Predicting population density transition in urban regions, i.e., urban dynamics, is playing an increasingly important role in many real-world aspects, such as urban planning, emergency management, public services, and commercial activities. Thanks to the rapidly popularized smart devices, a large amount of GPS data has been accumulated. Therefore, many studies on urban dynamics analysis have utilized mobility logs with GPS information without additional survey costs.
However, a trade-off between simple model representation and complex model can always be found in the prior work of urban dynamics prediction. Furthermore, most of the previous studies tend to choose large-size urban regions in their analysis, although it is of great importance to predict people flow in fine-grained urban regions.
In order to resolve these challenges, we propose a Multi-Order Poisson Regression (MOIRE) model based on an enriched and generalized feature representation of Poisson regression. We also design a practical feature encoding approach which employs polynomial combinations of multiple factors for feature presentation, including factors which greatly affect people flow (e.g., time-of-the-day, day-of-the-week, weather situation, holiday information). We also employ a multi-task learning framework to integrate spatial constraints of different tasks into our MOIRE model, so as to improve the general performance on fine-meshed regions.
We conducted experiments on two massive dataset extracted from smartphone mobility logs with GPS information, including active population in large urban regions and fine-grained mesh regions. The results showed that our proposed method is capable of providing better prediction compared to the state-of-the-art method, on both scales of urban regions.

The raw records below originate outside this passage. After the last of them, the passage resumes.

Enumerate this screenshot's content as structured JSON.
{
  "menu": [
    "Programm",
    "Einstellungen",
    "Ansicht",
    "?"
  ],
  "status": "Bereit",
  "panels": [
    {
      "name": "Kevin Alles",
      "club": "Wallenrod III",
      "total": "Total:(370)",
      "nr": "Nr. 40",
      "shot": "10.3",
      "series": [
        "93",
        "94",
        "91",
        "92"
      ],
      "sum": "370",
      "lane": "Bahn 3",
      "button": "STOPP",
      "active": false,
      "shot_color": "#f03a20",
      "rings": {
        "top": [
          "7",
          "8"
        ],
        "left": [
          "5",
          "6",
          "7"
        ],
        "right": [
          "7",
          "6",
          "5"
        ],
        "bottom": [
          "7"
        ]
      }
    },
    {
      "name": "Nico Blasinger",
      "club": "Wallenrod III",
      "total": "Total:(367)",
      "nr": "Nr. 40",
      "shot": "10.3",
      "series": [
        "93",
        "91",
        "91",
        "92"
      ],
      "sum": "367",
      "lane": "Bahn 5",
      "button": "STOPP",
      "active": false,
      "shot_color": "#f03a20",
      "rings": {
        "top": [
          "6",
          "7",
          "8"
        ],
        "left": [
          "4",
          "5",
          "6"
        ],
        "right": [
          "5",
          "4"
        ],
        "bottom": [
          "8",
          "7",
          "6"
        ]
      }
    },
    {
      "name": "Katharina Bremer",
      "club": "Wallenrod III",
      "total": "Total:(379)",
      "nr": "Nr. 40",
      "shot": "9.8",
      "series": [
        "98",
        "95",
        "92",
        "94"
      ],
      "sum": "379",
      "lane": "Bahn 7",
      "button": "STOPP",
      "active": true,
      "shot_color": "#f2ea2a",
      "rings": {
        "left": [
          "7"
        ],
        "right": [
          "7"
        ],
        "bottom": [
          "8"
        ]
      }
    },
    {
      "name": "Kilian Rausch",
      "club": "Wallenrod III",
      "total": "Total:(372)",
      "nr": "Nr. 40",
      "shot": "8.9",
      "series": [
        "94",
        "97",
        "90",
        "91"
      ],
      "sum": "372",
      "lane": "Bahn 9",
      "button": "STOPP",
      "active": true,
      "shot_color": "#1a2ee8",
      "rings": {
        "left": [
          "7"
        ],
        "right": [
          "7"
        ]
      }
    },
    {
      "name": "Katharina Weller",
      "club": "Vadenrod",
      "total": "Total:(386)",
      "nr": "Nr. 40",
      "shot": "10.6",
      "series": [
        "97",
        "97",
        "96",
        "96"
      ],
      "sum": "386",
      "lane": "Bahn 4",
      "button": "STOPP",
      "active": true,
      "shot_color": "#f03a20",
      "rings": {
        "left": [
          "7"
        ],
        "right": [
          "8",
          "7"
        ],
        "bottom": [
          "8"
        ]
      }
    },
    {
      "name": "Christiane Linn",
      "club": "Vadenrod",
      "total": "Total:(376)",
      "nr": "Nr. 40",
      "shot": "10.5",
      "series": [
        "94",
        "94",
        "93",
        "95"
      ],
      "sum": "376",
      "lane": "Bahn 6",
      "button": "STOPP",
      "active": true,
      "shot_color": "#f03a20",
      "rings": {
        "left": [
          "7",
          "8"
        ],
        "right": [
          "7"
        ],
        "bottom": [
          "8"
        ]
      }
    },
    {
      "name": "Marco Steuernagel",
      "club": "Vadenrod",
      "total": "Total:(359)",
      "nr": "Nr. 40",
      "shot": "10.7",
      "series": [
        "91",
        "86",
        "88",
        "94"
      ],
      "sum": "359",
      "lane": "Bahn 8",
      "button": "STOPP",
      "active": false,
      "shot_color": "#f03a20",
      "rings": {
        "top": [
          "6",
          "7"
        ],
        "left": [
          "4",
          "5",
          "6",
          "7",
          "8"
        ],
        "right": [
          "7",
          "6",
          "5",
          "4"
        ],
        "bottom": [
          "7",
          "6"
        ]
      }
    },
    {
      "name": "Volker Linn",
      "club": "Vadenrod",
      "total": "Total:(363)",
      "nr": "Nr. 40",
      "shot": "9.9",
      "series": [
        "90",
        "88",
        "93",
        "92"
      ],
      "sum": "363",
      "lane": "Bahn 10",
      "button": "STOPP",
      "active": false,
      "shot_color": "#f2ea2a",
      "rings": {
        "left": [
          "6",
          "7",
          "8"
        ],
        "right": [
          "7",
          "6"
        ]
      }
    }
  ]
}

Furthermore, by using the proposed method, we have constructed a nationwide and high-definition anomaly detection system. In this study, we visualized and analyzed the anomaly detection results of the 2019 Typhoon FAXAI outbreak, and showed that the proposed system is effective even in situations that require extensive and detailed anomaly detection, such as large-scale disasters.
Publications
Masamichi Shimosaka, Kota Tsubouchi, Yanru Chen, Yoshiaki Ishihara, Junichi Sato
MOIRE: Mixed-Order Poisson Regression towards Fine-grained Urban Anomaly Detection at Nationwide Scale
In proceedings of 2020 IEEE International Conference on Big Data, 2020.